GOV 390L • Elite Theory & Comparative Polit
3:30 PM-6:30 PM
References to elites are ubiquitous in the literature of comparative politics, but few comparative scholars who regularly invoke elites as key forces do so with any serious attempt to capture elite variation and workings theoretically. This seminar seeks to make amends. It will re-visit, briefly, the classical elite theories of Mosca, Pareto, Michels, and Weber, along with some secondary literature that critiques their theories.

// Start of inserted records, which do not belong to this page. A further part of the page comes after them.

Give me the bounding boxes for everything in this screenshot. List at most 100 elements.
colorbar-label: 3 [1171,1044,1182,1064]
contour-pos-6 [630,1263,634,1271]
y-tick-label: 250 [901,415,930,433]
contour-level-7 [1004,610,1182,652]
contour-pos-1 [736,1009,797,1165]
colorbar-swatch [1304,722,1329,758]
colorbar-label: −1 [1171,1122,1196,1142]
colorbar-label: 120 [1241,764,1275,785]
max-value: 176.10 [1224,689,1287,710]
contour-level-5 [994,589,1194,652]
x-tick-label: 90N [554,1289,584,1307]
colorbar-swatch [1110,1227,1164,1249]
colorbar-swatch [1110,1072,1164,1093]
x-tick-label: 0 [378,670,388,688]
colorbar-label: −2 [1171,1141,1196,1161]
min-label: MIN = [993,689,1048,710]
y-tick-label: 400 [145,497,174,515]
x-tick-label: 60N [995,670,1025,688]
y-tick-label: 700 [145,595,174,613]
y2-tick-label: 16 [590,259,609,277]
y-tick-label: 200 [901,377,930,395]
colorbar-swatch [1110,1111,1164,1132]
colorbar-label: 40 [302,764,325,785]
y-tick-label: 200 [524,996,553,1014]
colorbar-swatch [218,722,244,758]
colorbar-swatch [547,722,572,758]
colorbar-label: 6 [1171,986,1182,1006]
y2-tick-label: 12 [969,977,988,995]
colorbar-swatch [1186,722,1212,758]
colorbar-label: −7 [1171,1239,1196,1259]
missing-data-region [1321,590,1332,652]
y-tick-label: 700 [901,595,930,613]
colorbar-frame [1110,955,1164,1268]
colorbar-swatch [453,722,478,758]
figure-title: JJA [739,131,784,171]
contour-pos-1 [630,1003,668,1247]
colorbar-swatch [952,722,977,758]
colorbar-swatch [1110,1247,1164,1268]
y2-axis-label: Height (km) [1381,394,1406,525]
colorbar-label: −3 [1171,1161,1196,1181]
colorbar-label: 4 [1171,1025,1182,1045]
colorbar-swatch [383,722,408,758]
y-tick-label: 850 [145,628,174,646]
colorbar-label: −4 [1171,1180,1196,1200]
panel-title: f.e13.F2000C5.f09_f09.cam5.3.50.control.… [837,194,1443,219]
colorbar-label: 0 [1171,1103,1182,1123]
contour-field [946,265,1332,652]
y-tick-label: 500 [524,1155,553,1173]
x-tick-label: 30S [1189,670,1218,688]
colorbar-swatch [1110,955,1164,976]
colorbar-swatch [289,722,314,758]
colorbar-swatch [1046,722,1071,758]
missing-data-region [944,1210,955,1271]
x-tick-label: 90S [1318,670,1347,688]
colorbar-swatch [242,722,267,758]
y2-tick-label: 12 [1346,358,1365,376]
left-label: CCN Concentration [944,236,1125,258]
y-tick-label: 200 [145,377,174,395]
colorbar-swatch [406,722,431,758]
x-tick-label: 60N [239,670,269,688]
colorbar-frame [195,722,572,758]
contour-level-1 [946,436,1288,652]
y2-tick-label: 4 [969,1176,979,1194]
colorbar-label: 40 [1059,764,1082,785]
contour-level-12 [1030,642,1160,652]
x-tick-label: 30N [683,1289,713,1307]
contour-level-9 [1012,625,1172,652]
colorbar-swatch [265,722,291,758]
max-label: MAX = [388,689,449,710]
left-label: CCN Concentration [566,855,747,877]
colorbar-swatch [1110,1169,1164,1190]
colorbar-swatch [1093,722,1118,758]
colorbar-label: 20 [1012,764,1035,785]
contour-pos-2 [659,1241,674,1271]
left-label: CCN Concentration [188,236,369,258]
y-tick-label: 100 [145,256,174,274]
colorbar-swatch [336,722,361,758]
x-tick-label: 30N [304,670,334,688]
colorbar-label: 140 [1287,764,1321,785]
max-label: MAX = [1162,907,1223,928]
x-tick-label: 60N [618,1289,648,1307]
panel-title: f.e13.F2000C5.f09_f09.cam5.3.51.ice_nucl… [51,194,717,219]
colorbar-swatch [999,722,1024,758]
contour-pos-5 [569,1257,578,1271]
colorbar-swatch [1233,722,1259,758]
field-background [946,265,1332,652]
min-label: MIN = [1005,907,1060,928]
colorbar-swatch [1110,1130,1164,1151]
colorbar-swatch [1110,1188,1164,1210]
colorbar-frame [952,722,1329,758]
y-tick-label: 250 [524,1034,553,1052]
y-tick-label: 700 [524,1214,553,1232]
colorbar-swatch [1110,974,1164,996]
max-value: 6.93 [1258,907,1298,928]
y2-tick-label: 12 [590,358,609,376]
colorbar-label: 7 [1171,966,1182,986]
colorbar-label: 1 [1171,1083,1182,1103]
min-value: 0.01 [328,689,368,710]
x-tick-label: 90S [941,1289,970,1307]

The bulk of the seminar will focus on comparative historical and empirical studies of elite circulations, recruitment patterns, network structures, and the outlooks and ideologies of elites. Scholars and projects centered on the IPSA Research Committee for Political Elites, which I chair, will receive significant attention, especially work on democratic elitism, leader democracy, and vexed questions about the quality of contemporary political elites. Throughout, the effort will be to chart more clearly the centrality of elite theory and research in the study of comparative politics.
COURSE HAS BEEN CANCELLED
Vilfredo Pareto, Sociological Writings, introduced and selected by S.E. Finer. Praeger, 1966. A packet of short extracts from Mosca, Michels, and Weber along with several pieces of secondary literature about classical elite theory, e.g., Juan Linz "Robert Michels and his Contribution to Political Sociology in Comparative and Historical Perspective (1966/2006); Joseph Femia, "The Futility Thesis" in Against The Masses (2001). Mattei Dogan, ed., Elite Configurations at the Apex of Power. Brill, 2003. J. Higley and M. Burton, Elite Foundations of Liberal Democracy. Rowman & Littlefield, 2006. Geraint Parry, Political Elites, 2nd edition with a new introduction, ECPR Classics, 2006. J. Higley, Elites and Non-Elites in Politics; Neo-Elitist Theory and Analysis, 2008.